Last time I said that the key to establishing successful habits - especially marketing ones - is to find an activity you enjoy doing.
Because if you hate what you’re doing you won’t keep it up for long. If you enjoy it you’ll keep at it.
But what about the big swathe of stuff you might not hate, but you don’t love doing either? Stuff that needs to get done but often gets put aside.
The reality is that for me, there’s very little marketing I truly love doing.
I usually quite enjoy writing, for example. But sometimes I don’t.
I don’t hate it. But often it’s more meh.
Something that’s OK - but there are plenty of other things I’d rather be doing.
Perhaps you’re like me and there are many marketingy things you don’t mind doing and you know you should be doing - but you can always find some excuse not to, or some more interesting thing to focus on.
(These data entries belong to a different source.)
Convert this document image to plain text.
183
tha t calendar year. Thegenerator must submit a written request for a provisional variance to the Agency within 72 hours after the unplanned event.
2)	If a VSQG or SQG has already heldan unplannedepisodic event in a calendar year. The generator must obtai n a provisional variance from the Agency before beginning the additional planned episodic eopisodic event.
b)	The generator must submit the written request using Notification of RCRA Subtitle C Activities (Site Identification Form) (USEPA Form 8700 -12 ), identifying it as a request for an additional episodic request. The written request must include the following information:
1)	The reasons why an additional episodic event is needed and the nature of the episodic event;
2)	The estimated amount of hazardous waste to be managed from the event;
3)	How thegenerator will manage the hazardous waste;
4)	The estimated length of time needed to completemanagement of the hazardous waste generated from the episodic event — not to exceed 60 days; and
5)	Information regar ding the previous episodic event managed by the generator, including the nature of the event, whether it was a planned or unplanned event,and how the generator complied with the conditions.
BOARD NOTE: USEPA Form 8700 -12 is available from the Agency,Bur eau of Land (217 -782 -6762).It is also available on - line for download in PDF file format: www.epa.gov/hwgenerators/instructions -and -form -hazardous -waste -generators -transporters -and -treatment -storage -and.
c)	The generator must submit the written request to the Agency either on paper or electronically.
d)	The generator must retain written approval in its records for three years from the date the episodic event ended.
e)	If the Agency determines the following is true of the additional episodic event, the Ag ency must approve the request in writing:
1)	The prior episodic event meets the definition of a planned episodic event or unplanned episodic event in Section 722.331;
If that’s the case you need to find a way to motivate yourself to keep focused on those important-but-not-exciting marketing tasks.
There are the usual habit hacks of course: start small, pick a regular time and context etc.
But what works best for me is feedback. Knowing I’m making progress and beginning to get results.
Because whats the point if it’s not leading to results?
The problem with a lot of marketing is it’s very much “do this and you’ll eventually get results - but you won’t see anyything for ages”.
The whole “so and so had a flatlining podcast for 5 years before their numbers skyrocketed” thing you hear so often.
That doesn’t work for me.
I always think “yeah yeah, but what about the 100 folks who had a flatlining podcast for 5 years and it continued to flatline? You can’t just quote the outliers as a reason to keep going”.
I need to see proper signs of progress.
I always remember when I started going to networking groups a decade or so ago and the mantra from the people who ran them was always that it would take a long time to see results. Our networking was laying the foundation for later success.
Funnily enough that success always seemed to come after your next subscription renewal.
Now maybe they were right and results would take off. But it was too uncertain for me.
And I think that lack of certainty is what makes most people give up. Not all of us can listen to a guru tell us we need to stick and something for years without seeing results before things will turn up and actually do it.
Most of us need to see some evidence of progress.
When Kathy and I lost a bunch of weight a couple of years ago what worked really well for us was to be tough enough on ourselves early on that we saw visible progress - at least a few pounds lost every week. Seeing that progress gave us confidence that our plan was going to work so we kept going.
Even though a less strict diet and exercise programme might have been better in theory, we’d have given up if we hadn’t seen progress every week (or in fact every few days) early on.
It’s the same with marketing. And there are two things you need to look at:
You need to pick approaches to marketing where you can see signs of progress early on to keep you going. Even if that’s just “vanity metrics” like clicks on ads, visits to web pages, email signups or likes and replies on your content. Almost no one can keep plugging away for months in the absence of any signs that things are happening.
You need to find way to bring forward real results. If all you have to sell is giant consulting projects or big high ticket coaching then it’s going to take a lot of warming up for people to be ready to buy. And that means a long time before you’ll see real results form your marketing. Find a way of making it easy for clients to get started with you that’s less of a commitment and so can happen earlier. That way you’ll know if your marketing is working much, much earlier and you won’t be tempted to give up on it too soon.
I’ll share some ideas on the latter in my next email.
Until then - take a look at the marketing you’re doing - or planning to do - and ask yourself how you can know early whether it’s working.